Local governments can help mitigate the effects of gentrification by supporting placemaking efforts led by legacy residents and by shifting more power in government-led efforts to the community. Placemaking can help communities at risk of displacement reassert their sense of belonging to, ownership of, and connection with a place.
How to support placemaking projects led by legacy communities
Once the geographic center of Brooklyn, New York’s Black community, Bedford-Stuyvesant has undergone significant gentrification over the past two decades. In 2000, 75 percent of the neighborhood’s residents were Black, and only 2 percent were white. By 2021, the Black population had shrunk to 40 percent, while the white population had grown to 33 percent. Unregulated development and infrastructure improvements geared toward middle- and upper-class newcomers have fueled these demographic shifts and the displacement of longtime residents and local businesses. For the Black residents who remain, gentrification erodes their sense of belonging in the place they call home.
With financial support from local governments, community-led placemaking efforts are working to keep legacy residents connected to the neighborhood and counter the socioeconomic effects of gentrification. Established in 1972 by the Bedford Stuyvesant Restoration Corporation, Restoration Plaza has played a role in nearly every facet of the Central Brooklyn community with the goal to advance community development and racial equity for decades. In response to gentrification, the plaza has added space and programming dedicated to addressing structural barriers to economic prosperity among Black residents, such as the Center for Personal Financial Health.

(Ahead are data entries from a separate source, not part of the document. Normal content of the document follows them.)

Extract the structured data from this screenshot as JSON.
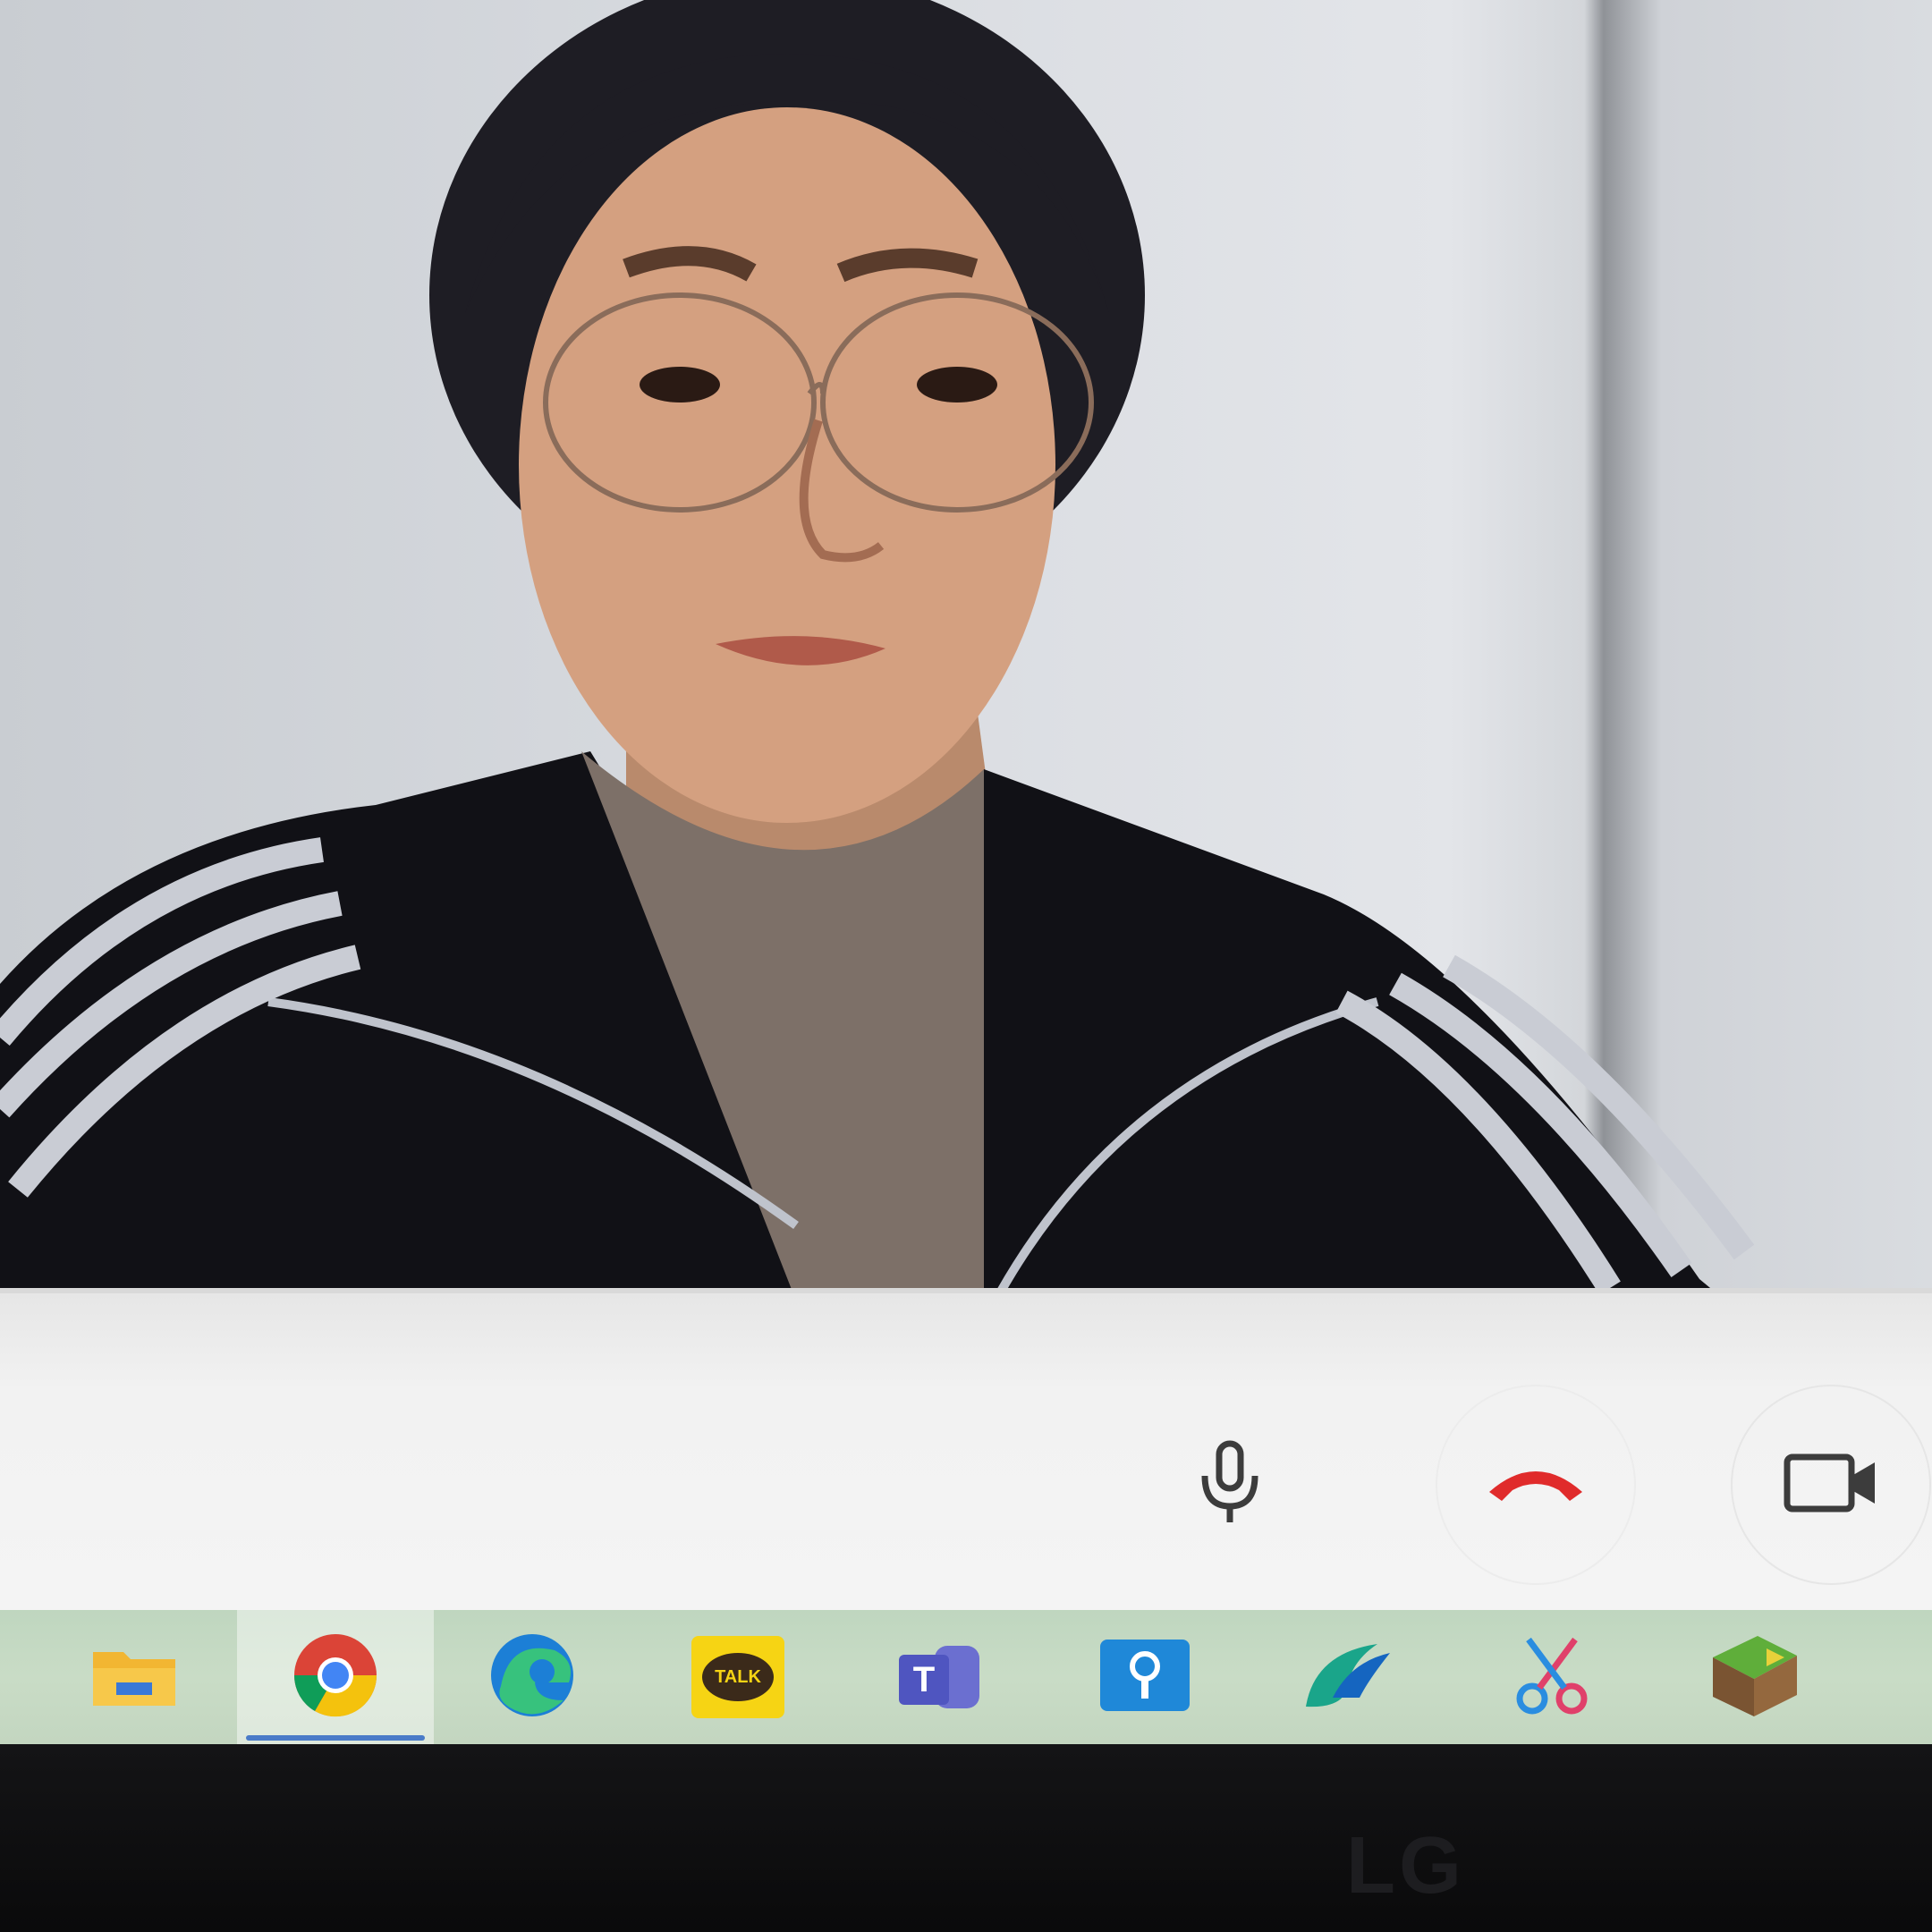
{
  "video": {
    "participant_visible": true
  },
  "call_controls": {
    "mic": {
      "icon": "microphone-icon"
    },
    "hangup": {
      "icon": "hang-up-icon",
      "color": "#e02b2b"
    },
    "camera": {
      "icon": "video-camera-icon"
    }
  },
  "taskbar": {
    "items": [
      {
        "name": "file-explorer",
        "icon": "folder-icon",
        "active": false
      },
      {
        "name": "chrome",
        "icon": "chrome-icon",
        "active": true
      },
      {
        "name": "edge",
        "icon": "edge-icon",
        "active": false
      },
      {
        "name": "kakaotalk",
        "icon": "kakaotalk-icon",
        "label": "TALK",
        "active": false
      },
      {
        "name": "teams",
        "icon": "teams-icon",
        "label": "T",
        "active": false
      },
      {
        "name": "app-blue",
        "icon": "blue-app-icon",
        "active": false
      },
      {
        "name": "app-swirl",
        "icon": "swirl-icon",
        "active": false
      },
      {
        "name": "snipping-tool",
        "icon": "scissors-icon",
        "active": false
      },
      {
        "name": "minecraft",
        "icon": "minecraft-icon",
        "active": false
      }
    ],
    "colors": {
      "active_underline": "#4a7bc8"
    }
  },
  "monitor": {
    "brand": "LG"
  }
}
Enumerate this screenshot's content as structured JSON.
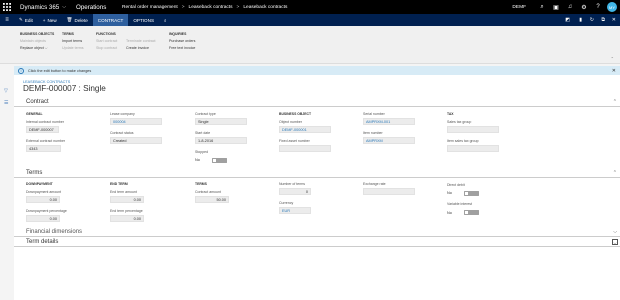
{
  "topbar": {
    "app_name": "Dynamics 365",
    "module": "Operations",
    "breadcrumb": [
      "Rental order management",
      "Leaseback contracts",
      "Leaseback contracts"
    ],
    "company": "DEMF",
    "avatar": "MY"
  },
  "actions": {
    "edit": "Edit",
    "new": "New",
    "delete": "Delete",
    "tab_contract": "CONTRACT",
    "tab_options": "OPTIONS"
  },
  "ribbon": {
    "business_objects": {
      "header": "BUSINESS OBJECTS",
      "items": [
        "Maintain objects",
        "Replace object"
      ]
    },
    "terms": {
      "header": "TERMS",
      "items": [
        "Import terms",
        "Update terms"
      ]
    },
    "functions": {
      "header": "FUNCTIONS",
      "items": [
        "Start contract",
        "Stop contract"
      ]
    },
    "functions2": {
      "items": [
        "Terminate contract",
        "Create invoice"
      ]
    },
    "inquiries": {
      "header": "INQUIRIES",
      "items": [
        "Purchase orders",
        "Free text invoice"
      ]
    }
  },
  "infobar": {
    "message": "Click the edit button to make changes"
  },
  "form": {
    "subtitle": "LEASEBACK CONTRACTS",
    "title": "DEMF-000007 : Single"
  },
  "contract": {
    "header": "Contract",
    "general": {
      "header": "GENERAL",
      "internal_contract_number_label": "Internal contract number",
      "internal_contract_number": "DEMF-000007",
      "external_contract_number_label": "External contract number",
      "external_contract_number": "4343"
    },
    "lease_company_label": "Lease company",
    "lease_company": "000004",
    "contract_status_label": "Contract status",
    "contract_status": "Created",
    "contract_type_label": "Contract type",
    "contract_type": "Single",
    "start_date_label": "Start date",
    "start_date": "1-8-2016",
    "stopped_label": "Stopped",
    "stopped": "No",
    "business_object": {
      "header": "BUSINESS OBJECT",
      "object_number_label": "Object number",
      "object_number": "DEMF-000001",
      "fixed_asset_label": "Fixed asset number",
      "fixed_asset": ""
    },
    "serial_number_label": "Serial number",
    "serial_number": "AMPRXM-001",
    "item_number_label": "Item number",
    "item_number": "AMPRXM",
    "tax": {
      "header": "TAX",
      "sales_tax_group_label": "Sales tax group",
      "sales_tax_group": "",
      "item_sales_tax_group_label": "Item sales tax group",
      "item_sales_tax_group": ""
    }
  },
  "terms": {
    "header": "Terms",
    "downpayment": {
      "header": "DOWNPAYMENT",
      "amount_label": "Downpayment amount",
      "amount": "0.00",
      "percentage_label": "Downpayment percentage",
      "percentage": "0.00"
    },
    "end_term": {
      "header": "END TERM",
      "amount_label": "End term amount",
      "amount": "0.00",
      "percentage_label": "End term percentage",
      "percentage": "0.00"
    },
    "terms_group": {
      "header": "TERMS",
      "contract_amount_label": "Contract amount",
      "contract_amount": "50.00"
    },
    "number_of_terms_label": "Number of terms",
    "number_of_terms": "0",
    "currency_label": "Currency",
    "currency": "EUR",
    "exchange_rate_label": "Exchange rate",
    "exchange_rate": "",
    "direct_debit_label": "Direct debit",
    "direct_debit": "No",
    "variable_interest_label": "Variable interest",
    "variable_interest": "No"
  },
  "sections": {
    "financial_dimensions": "Financial dimensions",
    "term_details": "Term details"
  },
  "colors": {
    "topbar": "#000000",
    "action_pane": "#002050",
    "accent": "#2a79b9",
    "infobar": "#d7ebf6"
  }
}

With the cost of living in the neighborhood continuing to skyrocket, in February 2023, Restoration Plaza announced the creation of an Innovation Campus that will focus on closing the racial wealth gap and creating wealth-building opportunities for longtime Black residents. Spearheaded by community leaders, Restoration Plaza is funded in part by three New York City agencies—the Department of Cultural Affairs, the Department of Youth and Community Development, and the Human Resources Administration—as well as the Mayor’s Fund to Advance New York City. The city’s discrete role in Restoration Plaza’s work demonstrates how local governments can support community-led placemaking by providing the funding and resources communities need to implement and sustain their efforts.
As in Bedford-Stuyvesant, local governments in other gentrifying areas can help culturally and economically bolster legacy communities by supporting placemaking efforts led by community-based organizations or coalitions. This support can take the form of funding, technical assistance, public resources, or space that the community can then determine how to use best.
Shifting power to legacy communities
To mitigate the effects of gentrification, local governments can couple direct investment in community-led placemaking efforts with strategies to more equitably engage legacy communities in government-led placemaking efforts.
Community engagement methods exist on a continuum (PDF). On the low end of engagement, a local government informs the community about an initiative with one-way communications methods like town halls and community meetings. On the higher end, a community holds power over or leads a project, while the government provides resources for its implementation. Local governments and other public-sector actors who strive to combat gentrification-induced displacement should empower legacy communities as equal partners in their placemaking efforts. To help shift resources and decisionmaking power, governments can include community members in data analysis, hire community members as senior paid staff at a relevant agency, and create community action boards.
When leading a placemaking effort in a gentrifying area, it’s also important for governments to critically consider how their own policies and practices promote gentrification. Neglecting antidisplacement measures and landlord regulations, offering tax breaks to developers, and funding development-directed policing can erode trust between local governments and communities at risk of displacement. Placemaking is a powerful tool local governments can use to keep legacy communities connected to a place, but it alone will not stave off gentrification-based displacement.